I am far from a perfect person, but I consider myself a pretty good mom. That being said, I make mistakes. I have accidentally pinched C's cute little thigh when putting her in the high chair. Sometimes her bath water is a little too hot or, in my attempt to remedy that, a little too cold. Sometimes I realize at 5:00 that I have forgotten to give C her 3:30 dose of medicine. But, the majority of the time, most days, all goes well. Everyone is happy and fed and bathed and dry and playing safely behind a baby corral, tucked away from the death trap that is the rest of our house.
Today was not one of those days.
Let me preface this by saying that she is totally fine. As I (slowly) type this, we are sitting on the rug, playing with toys, seeing which ones make the best noises when shaken. But this morning, I failed.
We're still not sleeping through the night completely. While, it's getting better, C more often than not, ends up snuggled next to me in our bed after her 6:30 bottle in an attempt for us both to get a little more sleep. She was nestled next to me, engulfed in my arms, sound asleep with her fuzzy little blanket clenched in her fist. So I closed my eyes to join her. I was awakened by a loud THUD followed by crying.

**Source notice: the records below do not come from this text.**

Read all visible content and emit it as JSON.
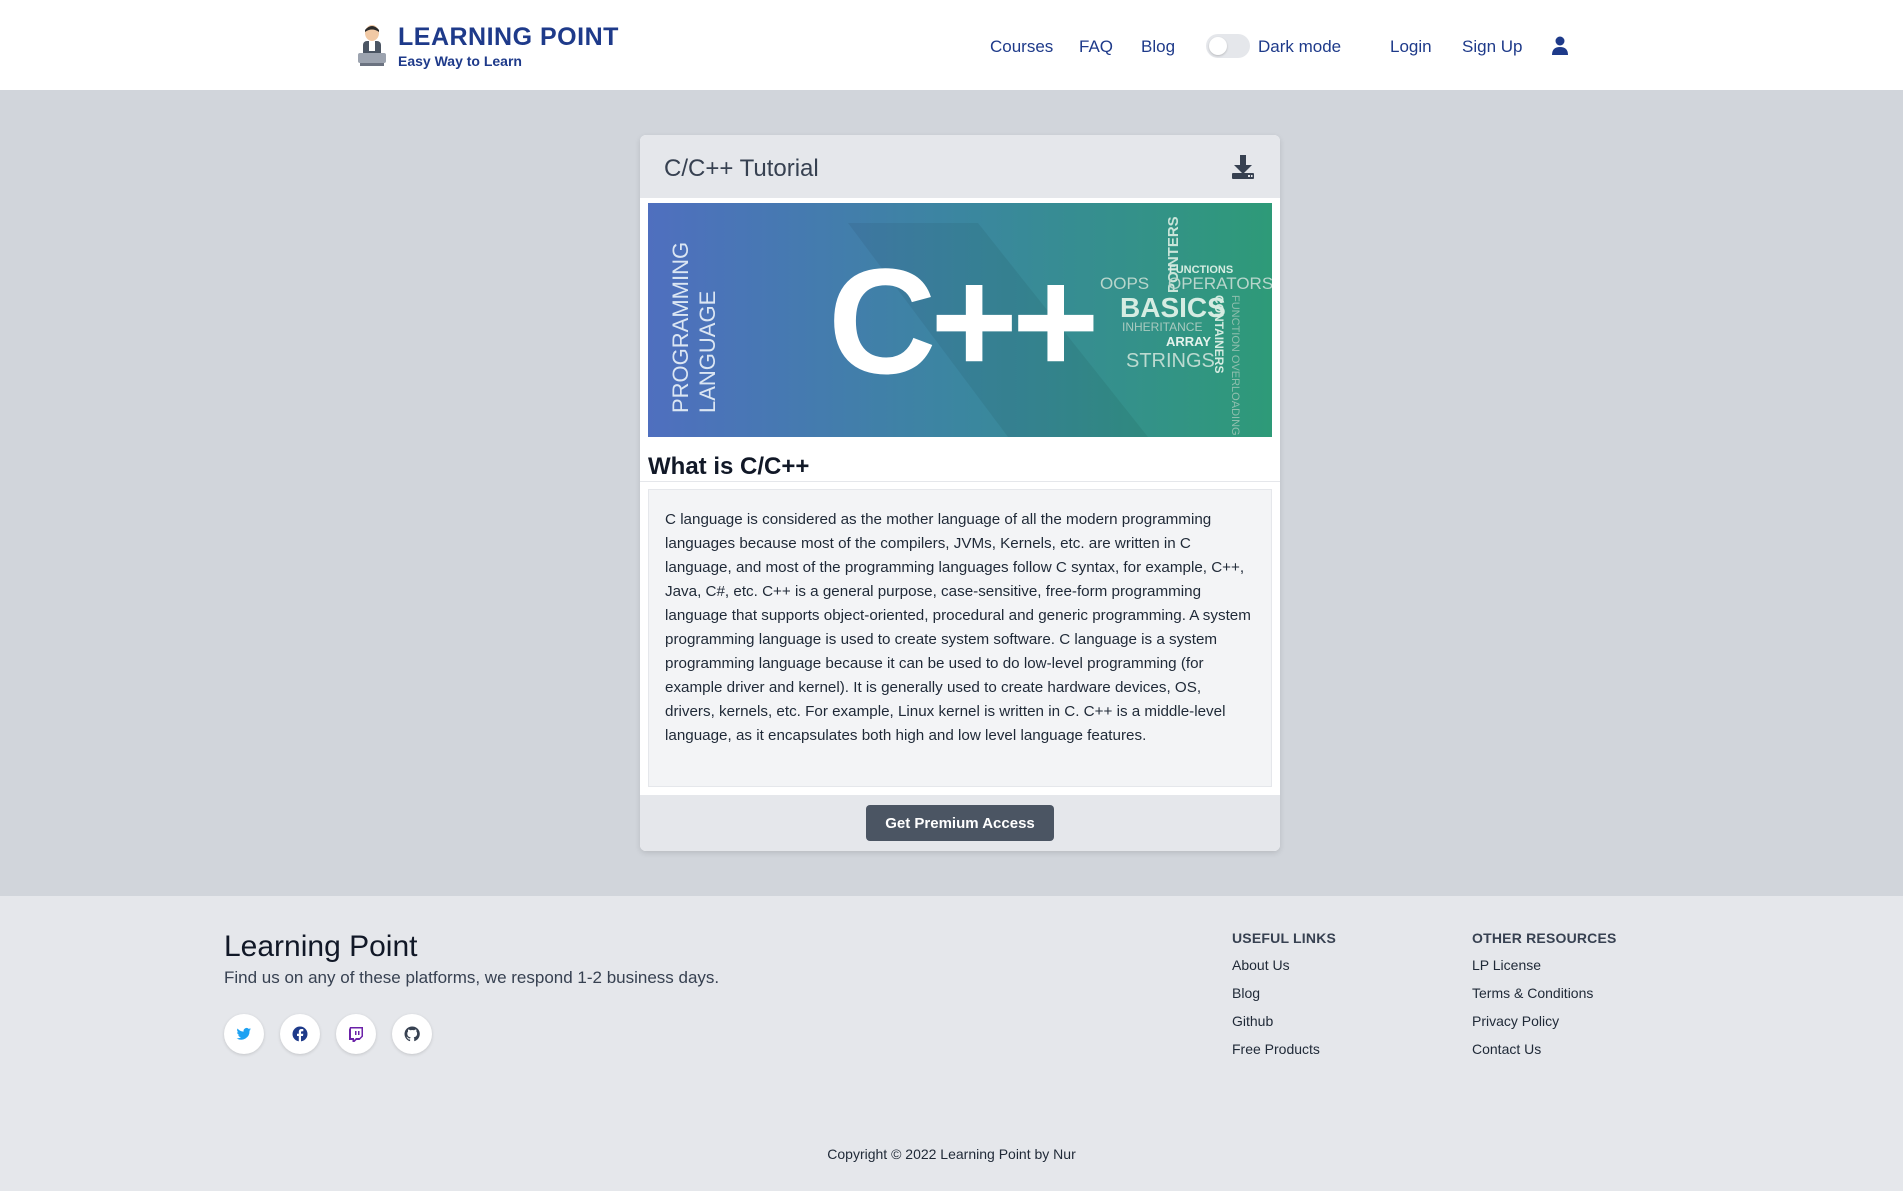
{
  "header": {
    "logo_title": "LEARNING POINT",
    "logo_subtitle": "Easy Way to Learn",
    "nav": {
      "courses": "Courses",
      "faq": "FAQ",
      "blog": "Blog",
      "dark_mode": "Dark mode",
      "login": "Login",
      "signup": "Sign Up"
    },
    "dark_mode_on": false
  },
  "card": {
    "title": "C/C++ Tutorial",
    "banner": {
      "side_text_1": "PROGRAMMING",
      "side_text_2": "LANGUAGE",
      "logo_text": "C++",
      "words": [
        "POINTERS",
        "FUNCTIONS",
        "OOPS",
        "OPERATORS",
        "BASICS",
        "CONTAINERS",
        "INHERITANCE",
        "ARRAY",
        "STRINGS",
        "FUNCTION OVERLOADING"
      ]
    },
    "section_title": "What is C/C++",
    "description": "C language is considered as the mother language of all the modern programming languages because most of the compilers, JVMs, Kernels, etc. are written in C language, and most of the programming languages follow C syntax, for example, C++, Java, C#, etc. C++ is a general purpose, case-sensitive, free-form programming language that supports object-oriented, procedural and generic programming. A system programming language is used to create system software. C language is a system programming language because it can be used to do low-level programming (for example driver and kernel). It is generally used to create hardware devices, OS, drivers, kernels, etc. For example, Linux kernel is written in C. C++ is a middle-level language, as it encapsulates both high and low level language features.",
    "premium_button": "Get Premium Access"
  },
  "footer": {
    "brand": "Learning Point",
    "tagline": "Find us on any of these platforms, we respond 1-2 business days.",
    "useful_links": {
      "title": "USEFUL LINKS",
      "items": [
        "About Us",
        "Blog",
        "Github",
        "Free Products"
      ]
    },
    "other_resources": {
      "title": "OTHER RESOURCES",
      "items": [
        "LP License",
        "Terms & Conditions",
        "Privacy Policy",
        "Contact Us"
      ]
    },
    "copyright": "Copyright © 2022 Learning Point by Nur"
  },
  "colors": {
    "brand": "#1e3a8a",
    "page_bg": "#d1d5db",
    "footer_bg": "#e5e7eb",
    "button": "#4b5563",
    "twitter": "#1da1f2",
    "facebook": "#1e3a8a",
    "twitch": "#6b21a8",
    "github": "#374151"
  }
}
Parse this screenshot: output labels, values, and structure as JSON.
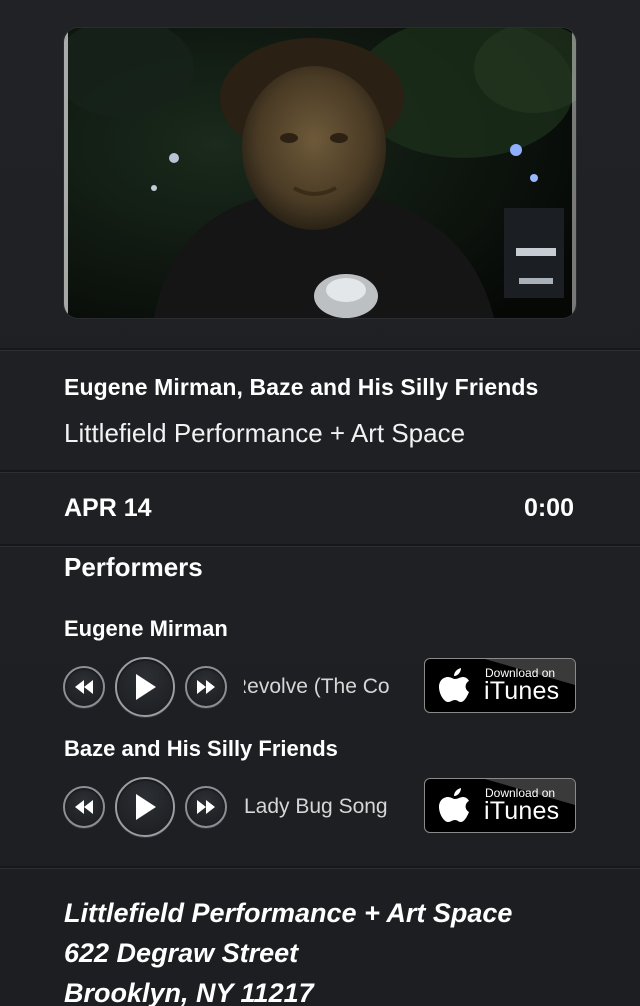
{
  "event": {
    "title": "Eugene Mirman, Baze and His Silly Friends",
    "venue": "Littlefield Performance + Art Space",
    "date": "APR 14",
    "time": "0:00"
  },
  "performers_heading": "Performers",
  "performers": [
    {
      "name": "Eugene Mirman",
      "track": "Revolve (The Co",
      "store_badge": {
        "small": "Download on",
        "big": "iTunes"
      }
    },
    {
      "name": "Baze and His Silly Friends",
      "track": "Lady Bug Song",
      "store_badge": {
        "small": "Download on",
        "big": "iTunes"
      }
    }
  ],
  "address": {
    "line1": "Littlefield Performance + Art Space",
    "line2": "622 Degraw Street",
    "line3": "Brooklyn, NY 11217"
  },
  "icons": {
    "rewind": "rewind-icon",
    "play": "play-icon",
    "fast_forward": "fast-forward-icon",
    "apple": "apple-icon"
  },
  "colors": {
    "background": "#1e2023",
    "text": "#ffffff",
    "muted_text": "#d6d6d6"
  }
}
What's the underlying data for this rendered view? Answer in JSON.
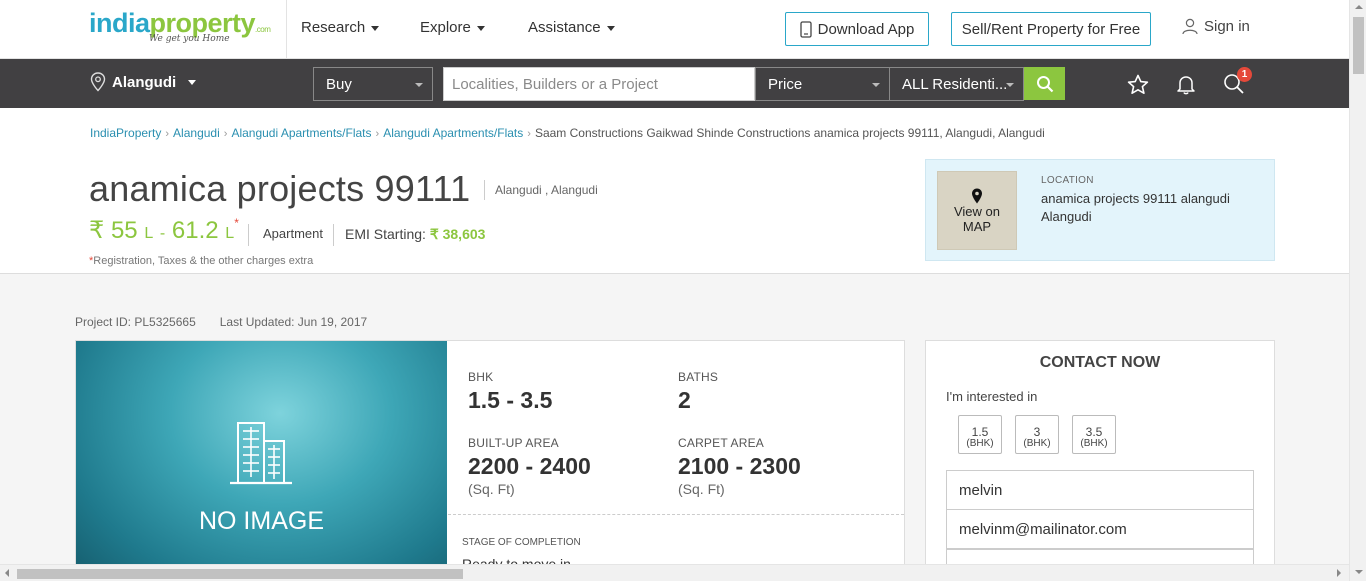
{
  "brand": {
    "part1": "india",
    "part2": "property",
    "domain": ".com",
    "tagline": "We get you Home"
  },
  "nav": {
    "research": "Research",
    "explore": "Explore",
    "assistance": "Assistance"
  },
  "header": {
    "download_app": "Download App",
    "sell_rent": "Sell/Rent Property for Free",
    "sign_in": "Sign in"
  },
  "search": {
    "city": "Alangudi",
    "mode": "Buy",
    "placeholder": "Localities, Builders or a Project",
    "price": "Price",
    "type": "ALL Residenti...",
    "notification_count": "1"
  },
  "breadcrumbs": [
    "IndiaProperty",
    "Alangudi",
    "Alangudi Apartments/Flats",
    "Alangudi Apartments/Flats",
    "Saam Constructions Gaikwad Shinde Constructions anamica projects 99111, Alangudi, Alangudi"
  ],
  "project": {
    "title": "anamica projects 99111",
    "locality": "Alangudi , Alangudi",
    "price_symbol": "₹",
    "price_low": "55",
    "price_low_unit": "L",
    "price_dash": "-",
    "price_high": "61.2",
    "price_high_unit": "L",
    "price_star": "*",
    "type": "Apartment",
    "emi_label": "EMI Starting:",
    "emi_value": "₹ 38,603",
    "note_star": "*",
    "note": "Registration, Taxes & the other charges extra"
  },
  "location_box": {
    "map_label_1": "View on",
    "map_label_2": "MAP",
    "heading": "LOCATION",
    "line1": "anamica projects 99111 alangudi",
    "line2": "Alangudi"
  },
  "meta": {
    "project_id": "Project ID: PL5325665",
    "last_updated": "Last Updated: Jun 19, 2017"
  },
  "specs": {
    "no_image": "NO IMAGE",
    "bhk_label": "BHK",
    "bhk_value": "1.5 - 3.5",
    "baths_label": "BATHS",
    "baths_value": "2",
    "builtup_label": "BUILT-UP AREA",
    "builtup_value": "2200 - 2400",
    "builtup_unit": "(Sq. Ft)",
    "carpet_label": "CARPET AREA",
    "carpet_value": "2100 - 2300",
    "carpet_unit": "(Sq. Ft)",
    "stage_label": "STAGE OF COMPLETION",
    "stage_value": "Ready to move in"
  },
  "contact": {
    "heading": "CONTACT NOW",
    "interested": "I'm interested in",
    "chips": [
      {
        "value": "1.5",
        "unit": "(BHK)"
      },
      {
        "value": "3",
        "unit": "(BHK)"
      },
      {
        "value": "3.5",
        "unit": "(BHK)"
      }
    ],
    "name_value": "melvin",
    "email_value": "melvinm@mailinator.com"
  },
  "colors": {
    "accent_green": "#8cc63f",
    "accent_blue": "#2aa7c9",
    "bar_dark": "#414042",
    "badge_red": "#e5493a"
  }
}
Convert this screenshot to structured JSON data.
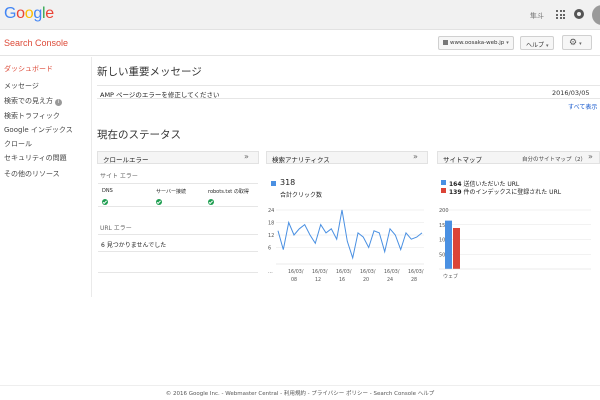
{
  "google_bar": {
    "logo": [
      "G",
      "o",
      "o",
      "g",
      "l",
      "e"
    ],
    "logo_colors": [
      "#4285f4",
      "#ea4335",
      "#fbbc05",
      "#4285f4",
      "#34a853",
      "#ea4335"
    ],
    "user_label": "隼斗"
  },
  "sc_bar": {
    "title": "Search Console",
    "site": "www.oosaka-web.jp",
    "help": "ヘルプ",
    "gear": "⚙"
  },
  "sidebar": {
    "items": [
      {
        "label": "ダッシュボード"
      },
      {
        "label": "メッセージ"
      },
      {
        "label": "検索での見え方"
      },
      {
        "label": "検索トラフィック"
      },
      {
        "label": "Google インデックス"
      },
      {
        "label": "クロール"
      },
      {
        "label": "セキュリティの問題"
      },
      {
        "label": "その他のリソース"
      }
    ]
  },
  "messages": {
    "title": "新しい重要メッセージ",
    "item_text": "AMP ページのエラーを修正してください",
    "item_date": "2016/03/05",
    "show_all": "すべて表示"
  },
  "status": {
    "title": "現在のステータス",
    "chev": "»",
    "crawl": {
      "title": "クロールエラー",
      "site_errors": "サイト エラー",
      "columns": [
        "DNS",
        "サーバー接続",
        "robots.txt の取得"
      ],
      "url_errors": "URL エラー",
      "url_result": "6 見つかりませんでした"
    },
    "analytics": {
      "title": "検索アナリティクス",
      "count": "318",
      "count_label": "合計クリック数",
      "series_color": "#4a90e2"
    },
    "sitemap": {
      "title": "サイトマップ",
      "my_sitemaps": "自分のサイトマップ（2）",
      "submitted_count": "164",
      "submitted_label": "送信いただいた URL",
      "indexed_count": "139",
      "indexed_label": "件のインデックスに登録された URL",
      "submitted_color": "#4a90e2",
      "indexed_color": "#db4437"
    }
  },
  "chart_data": [
    {
      "type": "line",
      "title": "",
      "yticks": [
        "24",
        "18",
        "12",
        "6"
      ],
      "ylim": [
        0,
        24
      ],
      "xtick_top": [
        "…",
        "16/03/",
        "16/03/",
        "16/03/",
        "16/03/",
        "16/03/",
        "16/03/"
      ],
      "xtick_bottom": [
        "",
        "08",
        "12",
        "16",
        "20",
        "24",
        "28"
      ],
      "series": [
        {
          "values": [
            14,
            5,
            18,
            12,
            15,
            17,
            12,
            8,
            17,
            13,
            15,
            10,
            24,
            9,
            1,
            13,
            11,
            6,
            14,
            13,
            4,
            15,
            12,
            5,
            13,
            10,
            11,
            13
          ]
        }
      ]
    },
    {
      "type": "bar",
      "title": "",
      "categories": [
        "ウェブ"
      ],
      "yticks": [
        "200",
        "150",
        "100",
        "50"
      ],
      "ylim": [
        0,
        200
      ],
      "series": [
        {
          "name": "送信いただいた URL",
          "values": [
            164
          ]
        },
        {
          "name": "件のインデックスに登録された URL",
          "values": [
            139
          ]
        }
      ]
    }
  ],
  "footer": {
    "text": "© 2016 Google Inc. - Webmaster Central - 利用規約 - プライバシー ポリシー - Search Console ヘルプ"
  }
}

She had woken up, crawled out of my arms and across the entire width of our king sized bed, and fallen off the other side onto the hard wood floor.
I rushed to her, picked her up, and panicked. I tried to soothe her while crying myself. After only a minute, she was smiling, with a little red bump on her left temple. I knew what signs to look for from other moms telling me similar stories, but I called the doctor to make sure. Sure enough, if she wasn't overly lethargic, vomiting, or crying inconsolably, she was fine. I was relieved, but still so upset with myself. For weeks now, I had been worried about this happening. C is not only very mobile now, but also very curious. Needless to say, our days of morning snuggling in bed are over (at least while Mommy is sleeping).
I share this story because that's the point of this blog. If I only shared my triumphs, I'd be censoring myself and my readers from the truth that parenting is hard and not all days are perfect. I am so lucky that she is okay and that a tiny bump on her head is her only battle wound from this morning, but I'm not naive enough to think that this is the only time in her life that I will screw up. Luckily, my good parenting moments far outweigh the bad; but, for the record, the bad are absolutely heart breaking.